Perella Weinberg Partners
Perella Weinberg was founded in 2006 and has developed a well-regarded advisory practice spanning M&A, restructuring, and capital structure advisory. The firm reported record revenues of $878 million for the full year 2024, a substantial increase from $648.7 million in 2023, and ranked fourth among boutiques by global deal volume according to Dealogic. Its restructuring practice is among the most active in the industry, and the firm held the top spot in announced restructurings by Debtwire in 2024.
Perella Weinberg has a meaningful presence in both the United States and Europe, and it advises across a broad range of sectors including energy, industrials, financial services, and healthcare. The firm attracts candidates who want substantial restructuring and M&A exposure in a firm that has the scale of a larger boutique without the institutional structure of a bulge bracket. Like most elite boutiques, it runs a relatively flat hierarchy that allows senior bankers to stay closely involved in each transaction.
Qatalyst Partners
Qatalyst is the most narrowly focused firm in the elite boutique category, advising exclusively on transactions in the technology sector. Founded by Frank Quattrone, the firm has built its reputation through its role in many of the technology sector's most high-profile transactions, including the sales of LinkedIn, GitHub, and Slack. Its practice spans M&A, IPOs, leveraged buyouts, and takeover defense for both large-cap technology companies and high-growth emerging technology firms.

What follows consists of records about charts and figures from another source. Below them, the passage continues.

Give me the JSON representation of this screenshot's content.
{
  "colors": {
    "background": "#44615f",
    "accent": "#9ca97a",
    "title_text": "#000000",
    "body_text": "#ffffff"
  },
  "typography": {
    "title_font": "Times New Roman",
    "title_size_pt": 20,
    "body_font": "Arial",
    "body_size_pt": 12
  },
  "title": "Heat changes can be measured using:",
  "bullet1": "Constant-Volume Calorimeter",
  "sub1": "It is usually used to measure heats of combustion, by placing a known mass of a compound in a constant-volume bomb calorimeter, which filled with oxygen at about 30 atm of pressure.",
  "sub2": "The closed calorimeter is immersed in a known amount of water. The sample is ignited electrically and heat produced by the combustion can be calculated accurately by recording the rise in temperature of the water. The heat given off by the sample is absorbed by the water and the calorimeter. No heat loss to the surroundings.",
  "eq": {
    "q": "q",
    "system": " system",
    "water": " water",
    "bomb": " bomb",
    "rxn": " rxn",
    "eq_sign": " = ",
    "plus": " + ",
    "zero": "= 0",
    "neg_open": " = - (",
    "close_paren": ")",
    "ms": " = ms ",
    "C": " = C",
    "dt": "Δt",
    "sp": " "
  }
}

Since its founding in 2008, Qatalyst has advised on over 210 transactions worth approximately $608 billion. The firm is headquartered in San Francisco and operates primarily from that base with a small London office. Its team size is intentionally small, which means analysts work in a highly concentrated environment with direct exposure to senior partners on landmark technology deals. For students with a genuine conviction about technology and a desire for deep sector expertise from the earliest stage of their careers, Qatalyst represents a singular platform. It is not a generalist training ground but rather a highly specialized practice where tech knowledge is as valued as financial modeling skill.
A Note on This Category
The firms above represent the most commonly cited members of the elite boutique tier, but the category is not rigidly defined, and some sources include additional firms such as Rothschild (primarily in Europe), Guggenheim Securities, and Greenhill. Rothschild in particular has a strong claim to elite boutique status in European markets, where it is among the most active independent advisors. For US-focused students, the firms above are the most relevant names to know.
The key takeaway is that elite boutiques are not a fallback from bulge brackets. They are a deliberate choice, often made by people who want deeper advisory exposure, a more focused work environment, and compensation that matches or exceeds what the largest banks offer. The tradeoff is a narrower experience and, in some cases, a less globally recognized brand outside finance circles.